Paul Parsons (1925-2010)

To create something is just expressing the fact that you are alive. Art is a spiritual thing. It's the expression of a human being. I think a human being is like an iceberg. The physical you see is only ten percent of it ­ the rest is spiritual.
- Paul Parsons, 1979

From The Newfoundland Herald, April 18, 1979, p.39.

Paul Parsons was born in St. John's, NL, in 1925. Parsons' father was poet R.A. Parsons, and his sister, Helen Parsons Shepherd, is a distinguished portrait painter. Parsons has become well-known for his watercolours and oil paintings, as well as for his poetry.

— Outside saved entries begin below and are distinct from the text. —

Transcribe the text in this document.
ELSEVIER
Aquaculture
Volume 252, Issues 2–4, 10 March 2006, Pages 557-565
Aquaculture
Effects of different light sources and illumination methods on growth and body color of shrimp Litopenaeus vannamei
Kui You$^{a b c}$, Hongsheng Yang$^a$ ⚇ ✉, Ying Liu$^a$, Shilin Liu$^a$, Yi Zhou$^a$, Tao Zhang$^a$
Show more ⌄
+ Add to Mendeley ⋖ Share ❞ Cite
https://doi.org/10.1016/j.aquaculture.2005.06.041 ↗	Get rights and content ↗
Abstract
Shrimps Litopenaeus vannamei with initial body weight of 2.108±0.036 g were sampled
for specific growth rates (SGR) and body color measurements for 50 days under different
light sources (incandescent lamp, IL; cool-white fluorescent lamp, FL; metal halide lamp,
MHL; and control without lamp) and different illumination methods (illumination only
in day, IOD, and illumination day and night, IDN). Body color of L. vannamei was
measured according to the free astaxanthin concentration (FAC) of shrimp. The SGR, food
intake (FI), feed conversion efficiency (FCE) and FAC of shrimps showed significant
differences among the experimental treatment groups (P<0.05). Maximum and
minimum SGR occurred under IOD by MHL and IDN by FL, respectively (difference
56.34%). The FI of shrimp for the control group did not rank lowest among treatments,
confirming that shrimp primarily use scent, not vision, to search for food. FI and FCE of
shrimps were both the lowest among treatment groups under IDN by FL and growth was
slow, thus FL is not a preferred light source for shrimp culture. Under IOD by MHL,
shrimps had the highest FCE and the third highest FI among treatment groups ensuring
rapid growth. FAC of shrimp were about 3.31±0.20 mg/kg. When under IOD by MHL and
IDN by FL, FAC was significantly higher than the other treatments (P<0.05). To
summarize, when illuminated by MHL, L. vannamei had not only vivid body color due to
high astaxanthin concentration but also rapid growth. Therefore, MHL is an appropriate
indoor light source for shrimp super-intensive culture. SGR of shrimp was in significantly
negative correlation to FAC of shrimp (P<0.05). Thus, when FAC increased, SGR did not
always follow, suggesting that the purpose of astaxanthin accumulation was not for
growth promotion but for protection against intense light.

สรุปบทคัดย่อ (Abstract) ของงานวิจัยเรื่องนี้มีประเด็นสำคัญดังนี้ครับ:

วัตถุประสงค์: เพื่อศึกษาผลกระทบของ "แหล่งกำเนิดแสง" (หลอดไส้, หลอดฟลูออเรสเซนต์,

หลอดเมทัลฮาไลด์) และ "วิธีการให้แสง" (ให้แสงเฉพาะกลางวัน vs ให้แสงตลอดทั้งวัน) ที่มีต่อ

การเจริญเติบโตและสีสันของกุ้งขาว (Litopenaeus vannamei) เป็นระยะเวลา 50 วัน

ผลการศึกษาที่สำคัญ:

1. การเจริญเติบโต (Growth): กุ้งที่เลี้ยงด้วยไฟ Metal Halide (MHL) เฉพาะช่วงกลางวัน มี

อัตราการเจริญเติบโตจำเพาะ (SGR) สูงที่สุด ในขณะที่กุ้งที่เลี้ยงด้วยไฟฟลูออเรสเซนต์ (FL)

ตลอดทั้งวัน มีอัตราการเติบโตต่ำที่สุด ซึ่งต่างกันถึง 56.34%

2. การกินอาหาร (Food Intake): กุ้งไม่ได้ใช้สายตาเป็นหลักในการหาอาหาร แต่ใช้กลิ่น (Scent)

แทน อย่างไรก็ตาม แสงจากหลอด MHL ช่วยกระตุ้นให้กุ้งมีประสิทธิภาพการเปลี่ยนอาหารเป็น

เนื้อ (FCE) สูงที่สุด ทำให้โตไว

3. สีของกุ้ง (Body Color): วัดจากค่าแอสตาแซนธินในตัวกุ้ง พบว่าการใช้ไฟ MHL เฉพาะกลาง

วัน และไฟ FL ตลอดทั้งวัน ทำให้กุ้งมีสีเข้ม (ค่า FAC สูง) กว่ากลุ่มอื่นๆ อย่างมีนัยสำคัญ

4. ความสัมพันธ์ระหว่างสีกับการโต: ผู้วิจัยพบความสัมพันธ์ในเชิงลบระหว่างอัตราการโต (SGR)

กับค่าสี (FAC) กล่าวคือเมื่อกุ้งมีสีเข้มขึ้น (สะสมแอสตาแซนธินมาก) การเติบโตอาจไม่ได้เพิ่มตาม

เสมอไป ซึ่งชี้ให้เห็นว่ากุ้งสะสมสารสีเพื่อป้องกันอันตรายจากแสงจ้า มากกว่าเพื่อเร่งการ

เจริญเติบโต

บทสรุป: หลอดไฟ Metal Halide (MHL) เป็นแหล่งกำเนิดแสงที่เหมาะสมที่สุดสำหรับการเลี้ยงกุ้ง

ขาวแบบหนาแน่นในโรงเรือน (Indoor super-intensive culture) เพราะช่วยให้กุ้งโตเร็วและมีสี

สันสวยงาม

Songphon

From 1949-56, Parsons attended the Newfoundland Academy of Art, which was the province's first art school. It was owned and operated by his sister, Helen, and her husband, Reginald Shepherd. Parsons then moved to London, England, where he studied for a year at the Central School of Arts and Crafts.

On his return to Newfoundland in the mid-1960s, he worked briefly for the Newfoundland Government Planning Board, where he produced a popular illustrated map of Newfoundland. During the late 1960s, Parsons opened the Art Shop Gallery and later established the St. John's Art School.

Foggy Morning
Foggy Morning
1970
Oil on Masonite
61 x 68.7 cm

Parsons experimented with various media, but in the 1980s he began to focus exclusively on watercolours of nature scenes and studies of people engaged in everyday activities, usually painted on location and often combined with his poetry.

His work has been exhibited in commercial and public galleries, including the exhibition Paul Parsons: A Retrospective, organized by Memorial University Art Gallery in 1983. His work has been repeatedly recognized by the annual provincial Arts and Letters Competition. Parsons' artwork is part of private and public collections including that of The Rooms Provincial Art Gallery's Permanent Collection and the Government of Newfoundland and Labrador.

For the last several years of his life, Parsons lived at various locations in Conception Bay, where he continued to sketch local scenes and people. He died on April 29, 2010 at St. Clare's Mercy Hospital in St. John's.